Cannot apply parallel primitive in HeteroCL module
Opened this issue · 5 comments
The issue occurs in the digit recognition example with the .parallel()
primitive. I was trying to use a kernel function to update the knn_mat
instead of calling hcl.compute
, and perform scheduling on the itervars
inside the kernel function (i.e. hcl module). The program after modification looks like:
def knn(*placeholders):
@hcl.def_([(10,1800), (10,3)])
def update_knn(dist, knn_mat):
with hcl.for_(0,10, name="i") as i:
with hcl.for_(0,1800, name="j") as j:
max_id = hcl.scalar(0, "max_id")
with hcl.for_(0, 3, name="k") as k:
with hcl.if_(knn_mat[i][k] > knn_mat[i][max_id.v]):
max_id.v = k
with hcl.if_(dist[i][j] < knn_mat[i][max_id.v]):
knn_mat[i][max_id.v] = dist[i][j]
update_knn(dist, knn_mat)
And the scheduling is performed as the following snippet:
knn_update = knn.update_knn
s[knn_update].reorder(knn_update.axis[0], knn_update.axis[1])
# ISSUE: this primitive will lead to segmentation fault
# s[knn_update].parallel(knn_update.axis[1])

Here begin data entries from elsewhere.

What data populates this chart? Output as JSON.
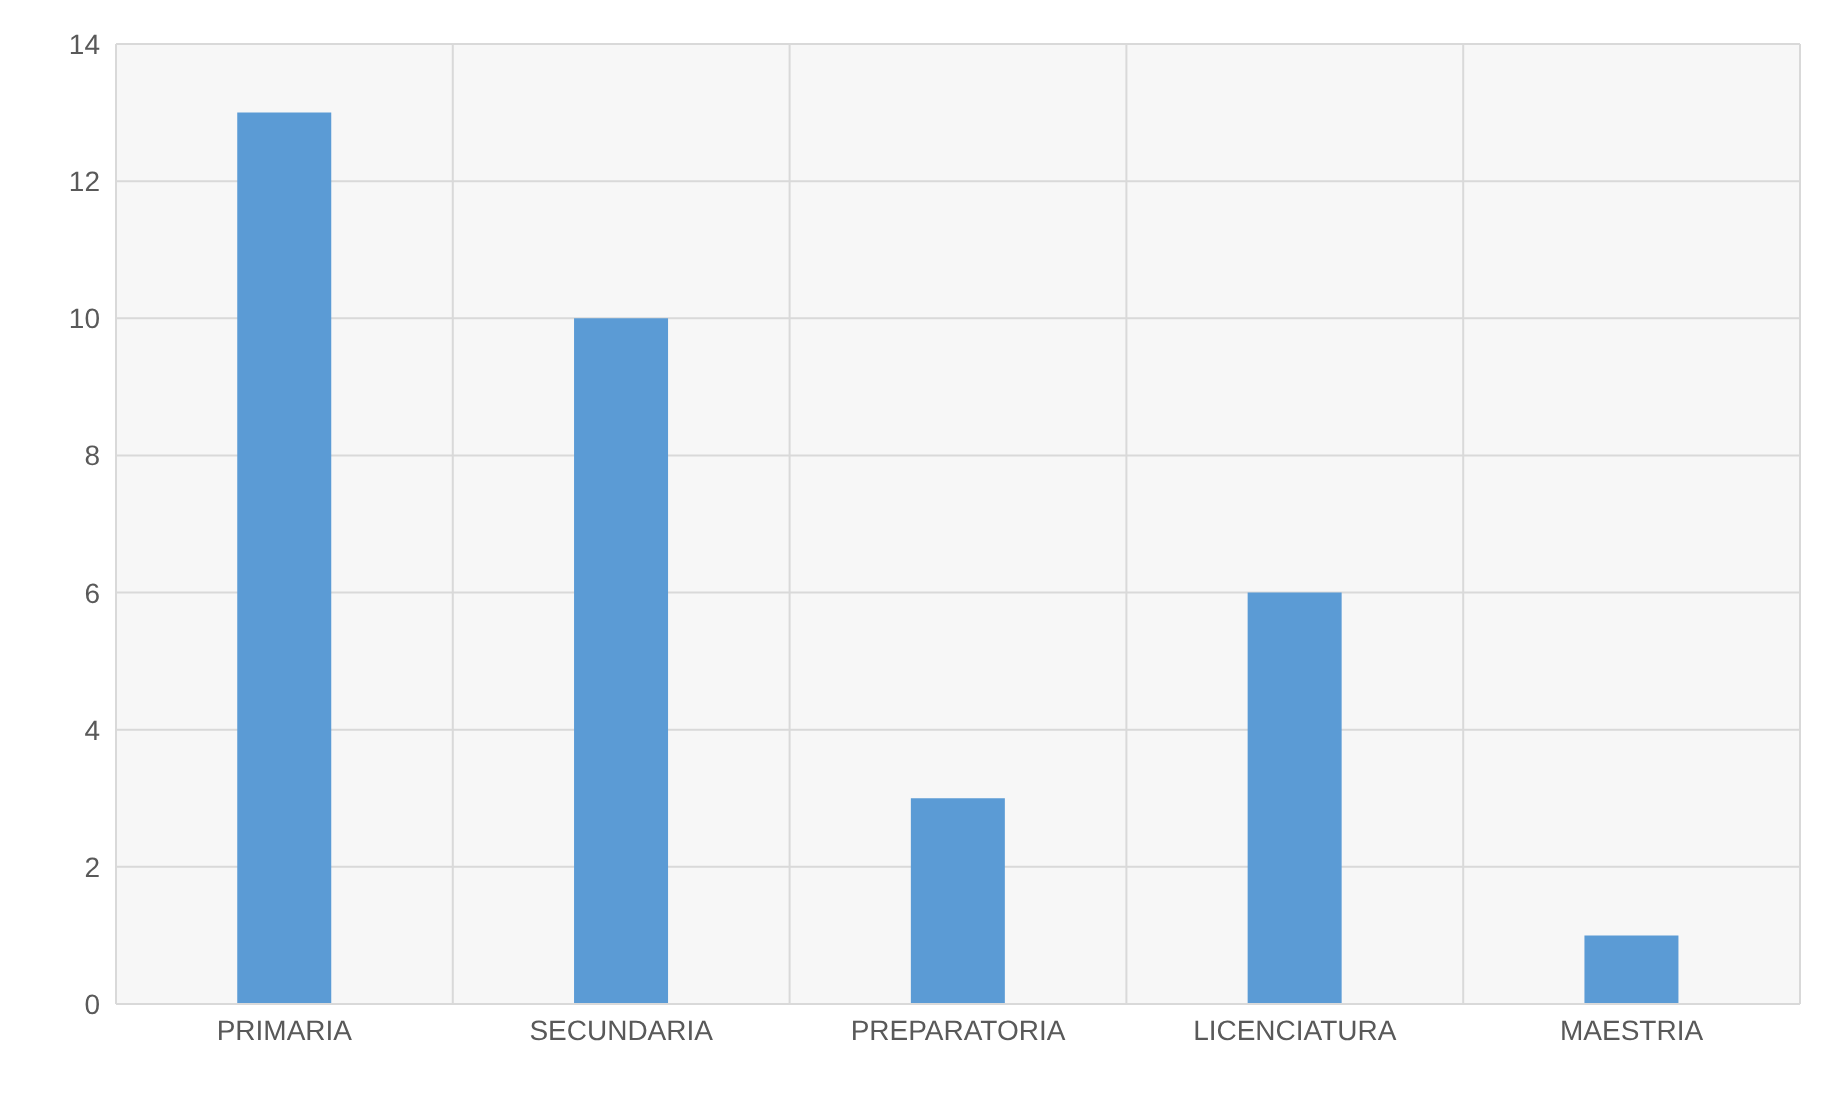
{
  "chart_data": {
    "type": "bar",
    "categories": [
      "PRIMARIA",
      "SECUNDARIA",
      "PREPARATORIA",
      "LICENCIATURA",
      "MAESTRIA"
    ],
    "values": [
      13,
      10,
      3,
      6,
      1
    ],
    "color": "#5b9bd5",
    "ylim": [
      0,
      14
    ],
    "yticks": [
      0,
      2,
      4,
      6,
      8,
      10,
      12,
      14
    ],
    "grid": true
  }
}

s[knn_update].pipeline(knn_update.axis[0])
All other scheduling primitives work well, but when I call the .parallel()
. The program will error out with a segmentation fault.

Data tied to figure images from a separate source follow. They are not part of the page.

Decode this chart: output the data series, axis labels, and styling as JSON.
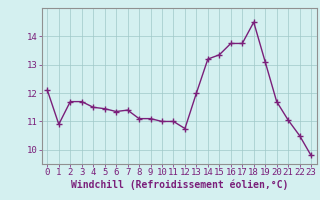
{
  "x": [
    0,
    1,
    2,
    3,
    4,
    5,
    6,
    7,
    8,
    9,
    10,
    11,
    12,
    13,
    14,
    15,
    16,
    17,
    18,
    19,
    20,
    21,
    22,
    23
  ],
  "y": [
    12.1,
    10.9,
    11.7,
    11.7,
    11.5,
    11.45,
    11.35,
    11.4,
    11.1,
    11.1,
    11.0,
    11.0,
    10.75,
    12.0,
    13.2,
    13.35,
    13.75,
    13.75,
    14.5,
    13.1,
    11.7,
    11.05,
    10.5,
    9.8
  ],
  "line_color": "#7a1f7a",
  "marker": "+",
  "marker_color": "#7a1f7a",
  "bg_color": "#d4f0f0",
  "grid_color": "#a0c8c8",
  "xlabel": "Windchill (Refroidissement éolien,°C)",
  "ylim": [
    9.5,
    15.0
  ],
  "xlim": [
    -0.5,
    23.5
  ],
  "yticks": [
    10,
    11,
    12,
    13,
    14
  ],
  "xticks": [
    0,
    1,
    2,
    3,
    4,
    5,
    6,
    7,
    8,
    9,
    10,
    11,
    12,
    13,
    14,
    15,
    16,
    17,
    18,
    19,
    20,
    21,
    22,
    23
  ],
  "xlabel_fontsize": 7,
  "tick_fontsize": 6.5,
  "line_width": 1.0,
  "marker_size": 4
}
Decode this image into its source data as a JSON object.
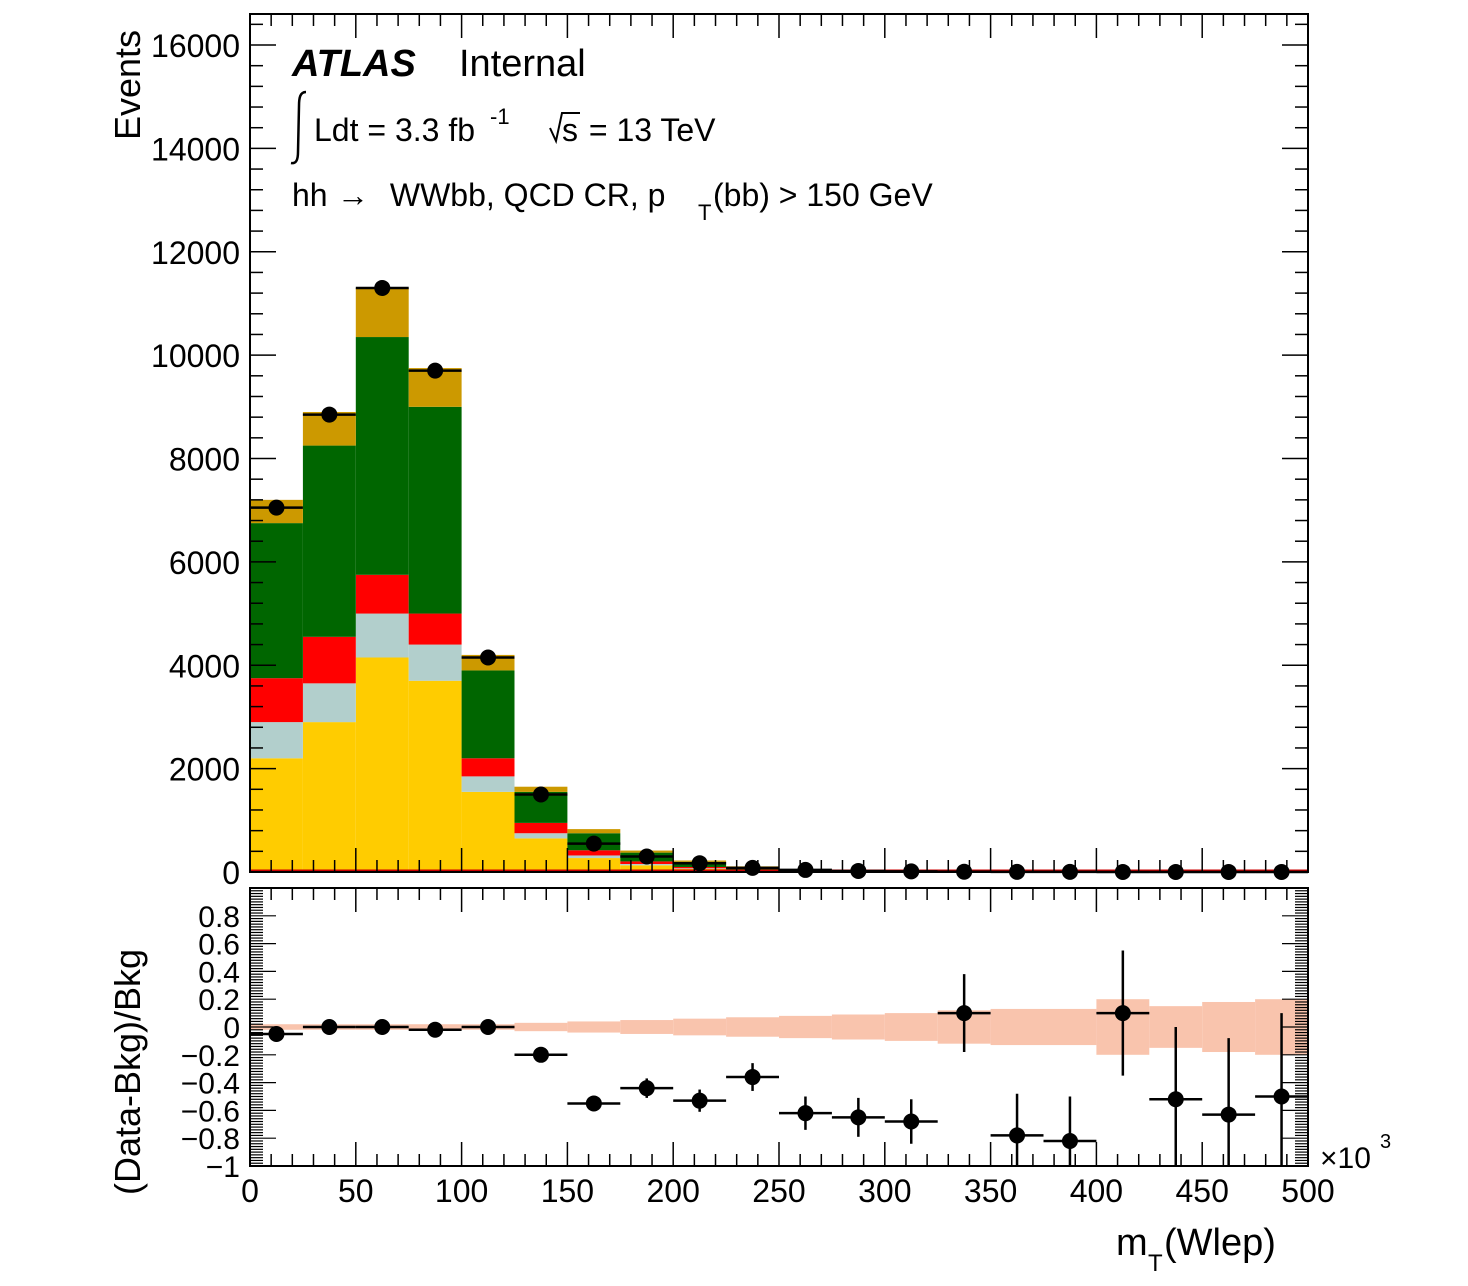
{
  "chart_data": {
    "type": "bar",
    "stacked": true,
    "x_bin_edges": [
      0,
      25,
      50,
      75,
      100,
      125,
      150,
      175,
      200,
      225,
      250,
      275,
      300,
      325,
      350,
      375,
      400,
      425,
      450,
      475,
      500
    ],
    "x_multiplier_label": "×10",
    "x_multiplier_exponent": "3",
    "xlabel_main": "m",
    "xlabel_sub": "T",
    "xlabel_rest": "(Wlep)",
    "xlim": [
      0,
      500
    ],
    "x_ticks": [
      "0",
      "50",
      "100",
      "150",
      "200",
      "250",
      "300",
      "350",
      "400",
      "450",
      "500"
    ],
    "main_panel": {
      "ylabel": "Events",
      "ylim": [
        0,
        16600
      ],
      "y_ticks": [
        "0",
        "2000",
        "4000",
        "6000",
        "8000",
        "10000",
        "12000",
        "14000",
        "16000"
      ],
      "series": [
        {
          "color": "#ffcc00",
          "values": [
            2200,
            2900,
            4150,
            3700,
            1550,
            650,
            270,
            130,
            60,
            30,
            14,
            7,
            4,
            2,
            1,
            1,
            0,
            0,
            0,
            0
          ]
        },
        {
          "color": "#b2cfcc",
          "values": [
            700,
            750,
            850,
            700,
            300,
            100,
            50,
            25,
            12,
            6,
            3,
            2,
            1,
            1,
            0,
            0,
            0,
            0,
            0,
            0
          ]
        },
        {
          "color": "#ff0000",
          "values": [
            850,
            900,
            750,
            600,
            350,
            200,
            100,
            50,
            25,
            12,
            6,
            3,
            2,
            1,
            1,
            0,
            0,
            0,
            0,
            0
          ]
        },
        {
          "color": "#006600",
          "values": [
            3000,
            3700,
            4600,
            4000,
            1700,
            600,
            330,
            170,
            100,
            50,
            25,
            15,
            8,
            4,
            2,
            1,
            1,
            0,
            0,
            0
          ]
        },
        {
          "color": "#cc9900",
          "values": [
            450,
            650,
            950,
            750,
            300,
            100,
            80,
            40,
            25,
            12,
            7,
            3,
            2,
            1,
            1,
            1,
            0,
            0,
            0,
            0
          ]
        }
      ],
      "data_points": [
        7050,
        8850,
        11300,
        9700,
        4150,
        1500,
        550,
        300,
        170,
        80,
        40,
        20,
        12,
        6,
        3,
        2,
        1,
        1,
        1,
        1
      ],
      "labels": {
        "atlas": "ATLAS",
        "internal": "Internal",
        "lumi_prefix": "Ldt = 3.3 fb",
        "lumi_exponent": "-1",
        "energy_root": "s",
        "energy_rest": " = 13 TeV",
        "channel_prefix": "hh",
        "channel_arrow": "→",
        "channel_mid": " WWbb, QCD CR, p",
        "channel_sub": "T",
        "channel_rest": "(bb) > 150 GeV"
      }
    },
    "ratio_panel": {
      "ylabel": "(Data-Bkg)/Bkg",
      "ylim": [
        -1,
        1
      ],
      "y_ticks": [
        "−1",
        "−0.8",
        "−0.6",
        "−0.4",
        "−0.2",
        "0",
        "0.2",
        "0.4",
        "0.6",
        "0.8"
      ],
      "y_tick_values": [
        -1,
        -0.8,
        -0.6,
        -0.4,
        -0.2,
        0,
        0.2,
        0.4,
        0.6,
        0.8
      ],
      "band_color": "#f9c4ad",
      "band_halfwidth": [
        0.02,
        0.02,
        0.02,
        0.02,
        0.02,
        0.03,
        0.04,
        0.05,
        0.06,
        0.07,
        0.08,
        0.09,
        0.1,
        0.12,
        0.13,
        0.13,
        0.2,
        0.15,
        0.18,
        0.2
      ],
      "values": [
        -0.05,
        0.0,
        0.0,
        -0.02,
        0.0,
        -0.2,
        -0.55,
        -0.44,
        -0.53,
        -0.36,
        -0.62,
        -0.65,
        -0.68,
        0.1,
        -0.78,
        -0.82,
        0.1,
        -0.52,
        -0.63,
        -0.5
      ],
      "errors": [
        0.02,
        0.01,
        0.01,
        0.01,
        0.02,
        0.03,
        0.05,
        0.07,
        0.08,
        0.1,
        0.12,
        0.14,
        0.16,
        0.28,
        0.3,
        0.32,
        0.45,
        0.52,
        0.55,
        0.6
      ]
    }
  }
}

Do we translate the parallel() primitive to a corresponding pragma in HLS?
Currently the parallel
primitive is only for CPU, which triggers multi-threaded execution.
As I mentioned before, we need to support it for hardware synthesis. Shall we open another issue? If not, this will fall through the cracks again.
It's ignored in HLS code generator. I am considering to let the CodeGenC to translate .parallel()
to OpenMP pragmas.
And for HLS codegen, we may use .parallel()
to perform kernel replication to exploit data-lvele parallelism?
@hecmay yes, we can at least use it for the OpenCL flow. I believe the Merlin compiler supports parallel execution as well.